The first process involves adding the enzyme amyloglucosidase prior to fermentation. Amyloglucosidase converts the dextrins into fermentable sugar. This process eliminates the dextrins and reduces the carbohydrates found in 12 ounces of beer from around 14 grams to less than 3 grams The reduction in carbohydrates also makes the beer less filling. Since this process increases the available fermentable sugar, it initially produces a higher alcohol beer but brewers add carbonated water to bring the alcohol level down to a normal level. Amyloglucosidase is found naturally in the human digestive system, but it is not found in barley malt. Miller Lite and Coors Light are made using amyloglucosidase.

The second method uses high amylase barley malt and a longer saccharification period during the mashing process which converts more starch into fermentable sugar. (Amylase enzymes are found naturally in barley malt). This process is capable of producing beers with carbohydrates reduced to about 6 or 7 grams per 12 ounces. Anheuser-Busch light beers are made using this process.

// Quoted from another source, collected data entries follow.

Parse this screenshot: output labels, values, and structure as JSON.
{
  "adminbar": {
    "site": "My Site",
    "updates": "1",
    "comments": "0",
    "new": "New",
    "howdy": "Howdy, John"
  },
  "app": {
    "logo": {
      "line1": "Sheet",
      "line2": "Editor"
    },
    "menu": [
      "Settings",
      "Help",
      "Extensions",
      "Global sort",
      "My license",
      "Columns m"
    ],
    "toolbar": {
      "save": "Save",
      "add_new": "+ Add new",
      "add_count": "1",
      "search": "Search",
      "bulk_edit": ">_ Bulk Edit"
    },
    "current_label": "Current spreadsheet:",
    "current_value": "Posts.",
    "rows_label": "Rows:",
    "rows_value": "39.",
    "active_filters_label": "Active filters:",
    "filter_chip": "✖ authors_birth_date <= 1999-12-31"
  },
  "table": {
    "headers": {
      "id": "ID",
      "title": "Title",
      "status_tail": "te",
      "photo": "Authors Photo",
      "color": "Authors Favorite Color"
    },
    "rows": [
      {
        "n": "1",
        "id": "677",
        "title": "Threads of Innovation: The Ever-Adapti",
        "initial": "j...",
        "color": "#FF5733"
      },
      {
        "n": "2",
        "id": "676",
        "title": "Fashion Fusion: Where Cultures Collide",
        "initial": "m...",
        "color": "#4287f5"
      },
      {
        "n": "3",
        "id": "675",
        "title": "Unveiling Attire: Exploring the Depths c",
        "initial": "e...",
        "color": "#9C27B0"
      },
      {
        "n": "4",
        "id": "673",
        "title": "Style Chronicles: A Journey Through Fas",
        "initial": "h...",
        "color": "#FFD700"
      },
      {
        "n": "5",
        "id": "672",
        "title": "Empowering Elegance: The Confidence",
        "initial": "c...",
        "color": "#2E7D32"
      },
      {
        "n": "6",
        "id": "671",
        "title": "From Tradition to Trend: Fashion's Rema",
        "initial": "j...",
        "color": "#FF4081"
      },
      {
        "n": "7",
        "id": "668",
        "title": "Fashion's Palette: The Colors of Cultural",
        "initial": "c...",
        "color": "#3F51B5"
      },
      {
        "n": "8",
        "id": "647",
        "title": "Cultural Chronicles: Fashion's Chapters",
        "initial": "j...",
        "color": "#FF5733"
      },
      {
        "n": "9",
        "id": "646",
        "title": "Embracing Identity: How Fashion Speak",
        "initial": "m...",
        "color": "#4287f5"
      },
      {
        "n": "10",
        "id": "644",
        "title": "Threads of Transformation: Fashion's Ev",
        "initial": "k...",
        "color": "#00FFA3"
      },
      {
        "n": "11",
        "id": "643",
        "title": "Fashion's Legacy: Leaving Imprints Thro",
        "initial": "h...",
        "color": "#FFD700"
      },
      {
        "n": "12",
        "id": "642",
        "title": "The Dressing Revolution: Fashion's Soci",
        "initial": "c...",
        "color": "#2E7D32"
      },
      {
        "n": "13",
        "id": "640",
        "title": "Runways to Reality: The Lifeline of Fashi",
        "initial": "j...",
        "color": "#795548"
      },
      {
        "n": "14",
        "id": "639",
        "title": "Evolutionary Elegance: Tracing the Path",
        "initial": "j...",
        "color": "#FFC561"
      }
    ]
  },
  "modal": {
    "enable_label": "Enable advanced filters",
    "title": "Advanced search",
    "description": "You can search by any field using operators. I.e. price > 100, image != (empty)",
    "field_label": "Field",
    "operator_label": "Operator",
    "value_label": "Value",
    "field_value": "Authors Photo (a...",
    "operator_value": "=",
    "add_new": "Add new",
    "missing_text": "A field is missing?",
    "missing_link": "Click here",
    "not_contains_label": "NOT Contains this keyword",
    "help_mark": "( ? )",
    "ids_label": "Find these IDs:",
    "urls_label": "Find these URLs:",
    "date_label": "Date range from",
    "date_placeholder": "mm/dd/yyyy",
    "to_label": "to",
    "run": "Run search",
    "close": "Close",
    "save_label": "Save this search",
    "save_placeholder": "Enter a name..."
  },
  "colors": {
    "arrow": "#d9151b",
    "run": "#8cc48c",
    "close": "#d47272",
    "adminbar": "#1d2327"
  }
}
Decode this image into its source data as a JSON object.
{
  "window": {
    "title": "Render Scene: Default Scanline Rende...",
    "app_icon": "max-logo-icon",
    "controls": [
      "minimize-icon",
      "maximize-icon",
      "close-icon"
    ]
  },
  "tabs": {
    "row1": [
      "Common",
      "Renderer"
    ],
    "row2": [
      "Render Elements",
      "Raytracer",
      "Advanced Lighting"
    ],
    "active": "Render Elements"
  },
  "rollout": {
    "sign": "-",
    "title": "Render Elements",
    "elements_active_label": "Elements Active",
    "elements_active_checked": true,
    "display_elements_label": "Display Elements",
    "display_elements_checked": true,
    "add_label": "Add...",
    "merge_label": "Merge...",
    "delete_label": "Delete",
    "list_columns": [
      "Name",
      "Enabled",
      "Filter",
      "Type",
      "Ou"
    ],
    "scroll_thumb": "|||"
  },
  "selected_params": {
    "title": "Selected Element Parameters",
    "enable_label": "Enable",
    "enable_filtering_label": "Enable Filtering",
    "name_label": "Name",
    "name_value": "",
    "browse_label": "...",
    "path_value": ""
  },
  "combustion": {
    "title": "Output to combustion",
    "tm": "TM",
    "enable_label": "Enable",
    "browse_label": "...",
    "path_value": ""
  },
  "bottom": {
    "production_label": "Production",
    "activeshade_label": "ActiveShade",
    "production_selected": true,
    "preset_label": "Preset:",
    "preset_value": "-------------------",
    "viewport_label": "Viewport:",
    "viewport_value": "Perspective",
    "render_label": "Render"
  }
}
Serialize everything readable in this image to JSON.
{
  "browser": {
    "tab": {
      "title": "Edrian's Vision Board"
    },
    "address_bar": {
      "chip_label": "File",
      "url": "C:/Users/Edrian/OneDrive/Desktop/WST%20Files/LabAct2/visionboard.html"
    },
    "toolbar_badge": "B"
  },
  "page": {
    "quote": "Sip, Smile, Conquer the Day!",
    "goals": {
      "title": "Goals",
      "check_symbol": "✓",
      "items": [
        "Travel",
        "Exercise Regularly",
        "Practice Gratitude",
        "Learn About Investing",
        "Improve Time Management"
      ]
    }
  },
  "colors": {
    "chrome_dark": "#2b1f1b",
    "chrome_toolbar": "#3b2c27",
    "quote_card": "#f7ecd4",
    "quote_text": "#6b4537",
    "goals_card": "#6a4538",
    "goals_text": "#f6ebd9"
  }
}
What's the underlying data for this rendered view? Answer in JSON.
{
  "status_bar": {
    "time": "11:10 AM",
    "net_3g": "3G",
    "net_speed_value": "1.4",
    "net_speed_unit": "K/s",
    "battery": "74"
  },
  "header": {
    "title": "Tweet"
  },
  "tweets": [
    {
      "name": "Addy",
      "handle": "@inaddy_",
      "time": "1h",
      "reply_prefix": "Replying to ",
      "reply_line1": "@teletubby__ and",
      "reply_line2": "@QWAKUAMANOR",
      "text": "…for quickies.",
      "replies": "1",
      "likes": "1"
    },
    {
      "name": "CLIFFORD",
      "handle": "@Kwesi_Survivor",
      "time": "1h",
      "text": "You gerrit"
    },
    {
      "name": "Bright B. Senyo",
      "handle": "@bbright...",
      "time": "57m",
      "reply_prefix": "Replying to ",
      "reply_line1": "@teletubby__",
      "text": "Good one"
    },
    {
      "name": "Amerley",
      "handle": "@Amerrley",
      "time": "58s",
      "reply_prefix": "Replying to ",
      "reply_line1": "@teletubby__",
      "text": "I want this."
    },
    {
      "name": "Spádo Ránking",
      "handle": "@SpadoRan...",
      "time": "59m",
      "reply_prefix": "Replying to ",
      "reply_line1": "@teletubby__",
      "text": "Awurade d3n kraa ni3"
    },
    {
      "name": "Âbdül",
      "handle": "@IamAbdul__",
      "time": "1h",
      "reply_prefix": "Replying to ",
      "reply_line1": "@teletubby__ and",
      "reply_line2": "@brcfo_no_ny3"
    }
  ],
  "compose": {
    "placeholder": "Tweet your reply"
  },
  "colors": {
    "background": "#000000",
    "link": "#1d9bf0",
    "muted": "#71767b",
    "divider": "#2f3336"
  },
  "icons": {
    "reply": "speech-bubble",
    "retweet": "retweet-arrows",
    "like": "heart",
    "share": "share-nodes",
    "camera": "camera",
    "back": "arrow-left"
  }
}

The third process reduces the amount of barley malt used and replaces it with high dextrose corn syrup. Since the corn syrup is made using enzymes that convert the corn starches to sugars, the syrup contributes little or no carbohydrates to the finished beer. Carbohydrate levels can be reduced by more than 50% using this method. Pabst Light has been made using this process.

==Reduced alcohol==

Low-alcohol light beer is brewed specifically for those seeking to limit their alcohol consumption for medical, social, legal, or other reasons. Its lower proof allows consumers to drink more beers in a shorter period without becoming intoxicated. Low alcohol content can also result in a less expensive beer, especially where excise is determined by alcohol content.

This is the primary definition of the term in countries such as Australia, Canada, and Scotland. In Australia, regular beers have approximately 5% alcohol by volume; light beers may have 2.2–3.2% alcohol. In Scotland, the term derives from shilling categories, where 'light' customarily means a beer with less than 3.5% alcohol by volume.